Cloning and sequence analysis of cDNA for human cathepsin D.

Abstract
An 1110-base-pair cDNA clone for human cathepsin D was obtained by screening a .lambda.gt10 human hepatoma G2 cDNA library with a human renin exon 3 genomic fragment. Poly(A)+ RNA blot analysis with this cathepsin D clone demonstrated a message length of .apprx. 2.2 kilobases. The partial clone was used to screen a size-selected human kidney cDNA library, from which 2 cathepsin D recombinant plasmids with inserts of .apprx. 2200 and 2150 base pairs were obtained. The nucleotide sequences of these clones and of the .lambda.gt10 clone were determined.
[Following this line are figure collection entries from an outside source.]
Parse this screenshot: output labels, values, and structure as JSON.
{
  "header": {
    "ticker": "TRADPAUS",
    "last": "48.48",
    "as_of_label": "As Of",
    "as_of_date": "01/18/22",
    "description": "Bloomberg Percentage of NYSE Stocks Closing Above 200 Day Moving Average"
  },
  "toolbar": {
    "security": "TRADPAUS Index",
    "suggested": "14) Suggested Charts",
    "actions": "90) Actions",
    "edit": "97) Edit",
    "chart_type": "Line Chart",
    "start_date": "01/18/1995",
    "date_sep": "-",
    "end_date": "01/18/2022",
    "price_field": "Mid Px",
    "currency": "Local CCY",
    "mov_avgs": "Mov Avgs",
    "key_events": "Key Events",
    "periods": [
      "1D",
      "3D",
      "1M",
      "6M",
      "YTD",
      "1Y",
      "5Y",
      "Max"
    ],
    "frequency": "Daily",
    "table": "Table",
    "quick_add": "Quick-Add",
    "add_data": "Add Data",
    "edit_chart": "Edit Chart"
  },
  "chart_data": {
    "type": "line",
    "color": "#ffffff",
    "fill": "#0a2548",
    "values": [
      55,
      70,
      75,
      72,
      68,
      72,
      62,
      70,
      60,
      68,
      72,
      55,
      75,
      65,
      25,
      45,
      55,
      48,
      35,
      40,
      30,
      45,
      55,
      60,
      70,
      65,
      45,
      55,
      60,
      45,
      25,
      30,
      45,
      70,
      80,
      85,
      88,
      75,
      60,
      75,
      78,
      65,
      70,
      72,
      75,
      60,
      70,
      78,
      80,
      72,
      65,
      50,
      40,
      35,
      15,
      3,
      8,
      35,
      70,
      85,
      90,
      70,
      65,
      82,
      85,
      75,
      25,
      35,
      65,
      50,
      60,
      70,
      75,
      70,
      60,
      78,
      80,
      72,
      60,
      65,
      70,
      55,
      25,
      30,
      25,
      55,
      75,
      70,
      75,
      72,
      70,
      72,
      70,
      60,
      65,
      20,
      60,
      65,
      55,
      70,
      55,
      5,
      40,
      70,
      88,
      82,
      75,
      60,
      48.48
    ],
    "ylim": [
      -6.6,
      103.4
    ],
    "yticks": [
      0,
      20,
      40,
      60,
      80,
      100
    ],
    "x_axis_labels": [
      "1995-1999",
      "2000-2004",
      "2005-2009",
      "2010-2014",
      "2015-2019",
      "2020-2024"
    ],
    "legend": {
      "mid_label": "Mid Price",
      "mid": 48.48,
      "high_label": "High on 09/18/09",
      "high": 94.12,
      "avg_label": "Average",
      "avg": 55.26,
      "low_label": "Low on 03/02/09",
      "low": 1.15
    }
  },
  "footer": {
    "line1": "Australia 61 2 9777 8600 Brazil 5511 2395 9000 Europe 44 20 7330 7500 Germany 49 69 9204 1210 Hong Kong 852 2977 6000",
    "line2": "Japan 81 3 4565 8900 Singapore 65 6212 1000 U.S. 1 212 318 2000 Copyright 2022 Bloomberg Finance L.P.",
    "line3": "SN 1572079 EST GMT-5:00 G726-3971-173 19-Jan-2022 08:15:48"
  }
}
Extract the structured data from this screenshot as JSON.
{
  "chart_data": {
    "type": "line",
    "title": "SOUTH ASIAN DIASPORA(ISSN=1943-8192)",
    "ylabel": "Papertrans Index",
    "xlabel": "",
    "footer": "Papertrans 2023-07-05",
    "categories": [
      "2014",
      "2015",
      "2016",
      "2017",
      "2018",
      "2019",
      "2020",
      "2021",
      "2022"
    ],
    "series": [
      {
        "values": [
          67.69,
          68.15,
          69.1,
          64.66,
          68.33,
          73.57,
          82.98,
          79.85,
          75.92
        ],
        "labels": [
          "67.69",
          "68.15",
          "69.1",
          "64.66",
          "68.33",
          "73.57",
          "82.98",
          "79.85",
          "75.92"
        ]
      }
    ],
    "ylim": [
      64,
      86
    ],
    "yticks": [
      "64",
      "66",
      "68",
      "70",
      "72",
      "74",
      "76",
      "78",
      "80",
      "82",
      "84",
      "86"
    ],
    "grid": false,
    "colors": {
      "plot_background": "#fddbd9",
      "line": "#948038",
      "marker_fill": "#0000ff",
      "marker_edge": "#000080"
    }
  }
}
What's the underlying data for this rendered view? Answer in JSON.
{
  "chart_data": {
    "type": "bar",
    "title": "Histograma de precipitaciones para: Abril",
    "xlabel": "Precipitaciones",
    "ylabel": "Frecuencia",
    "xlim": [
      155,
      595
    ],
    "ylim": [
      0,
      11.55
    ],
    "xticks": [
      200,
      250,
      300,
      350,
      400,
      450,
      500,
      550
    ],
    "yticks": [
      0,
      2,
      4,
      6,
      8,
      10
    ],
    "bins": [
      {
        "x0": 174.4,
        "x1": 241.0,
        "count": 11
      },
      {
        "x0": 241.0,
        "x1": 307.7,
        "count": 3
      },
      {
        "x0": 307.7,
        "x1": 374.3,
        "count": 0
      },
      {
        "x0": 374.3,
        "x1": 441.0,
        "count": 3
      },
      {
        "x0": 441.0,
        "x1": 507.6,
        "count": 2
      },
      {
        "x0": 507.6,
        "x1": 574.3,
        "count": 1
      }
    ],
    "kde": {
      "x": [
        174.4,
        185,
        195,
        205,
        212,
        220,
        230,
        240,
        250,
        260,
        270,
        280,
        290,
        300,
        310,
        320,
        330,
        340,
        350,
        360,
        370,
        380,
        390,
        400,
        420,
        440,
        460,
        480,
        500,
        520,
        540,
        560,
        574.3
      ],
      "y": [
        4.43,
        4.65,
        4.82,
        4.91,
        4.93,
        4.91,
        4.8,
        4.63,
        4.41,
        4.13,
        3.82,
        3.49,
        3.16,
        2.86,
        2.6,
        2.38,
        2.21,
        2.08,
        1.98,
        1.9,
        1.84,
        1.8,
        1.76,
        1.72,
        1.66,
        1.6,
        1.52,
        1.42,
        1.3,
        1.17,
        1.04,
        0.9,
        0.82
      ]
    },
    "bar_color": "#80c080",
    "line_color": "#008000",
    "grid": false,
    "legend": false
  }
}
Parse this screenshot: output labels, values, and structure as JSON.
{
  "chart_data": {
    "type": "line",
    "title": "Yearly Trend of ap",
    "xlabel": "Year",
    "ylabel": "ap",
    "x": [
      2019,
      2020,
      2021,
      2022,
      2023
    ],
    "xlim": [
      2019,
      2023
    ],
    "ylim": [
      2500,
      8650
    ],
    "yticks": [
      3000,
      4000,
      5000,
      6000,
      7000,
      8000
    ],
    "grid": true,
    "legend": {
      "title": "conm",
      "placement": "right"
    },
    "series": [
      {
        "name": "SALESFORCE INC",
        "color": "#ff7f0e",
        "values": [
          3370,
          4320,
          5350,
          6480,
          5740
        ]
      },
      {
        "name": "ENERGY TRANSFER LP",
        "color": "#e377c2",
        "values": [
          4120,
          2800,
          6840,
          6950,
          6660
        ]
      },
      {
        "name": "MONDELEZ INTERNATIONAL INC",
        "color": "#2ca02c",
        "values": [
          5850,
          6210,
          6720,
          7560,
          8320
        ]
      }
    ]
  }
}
The amino acid sequence predicted from the cDNA sequence shows that human cathepsin D consists of 412 amino acids with 20 and 44 amino acids in a pre- and a prosegment, respectively. The mature protein region shows 87% amino acid identity with porcine cathepsin D but differs in having 9 additional amino acids. Two of these are at the COOH terminus; the other 7 are positioned between the previously determined junction for the L and H chains of porcine cathepsin D. A high degree of sequence homology was observed between human cathepsin D and other aspartyl proteases, suggesting a conservation of 3-dimensional structure in this family of proteins.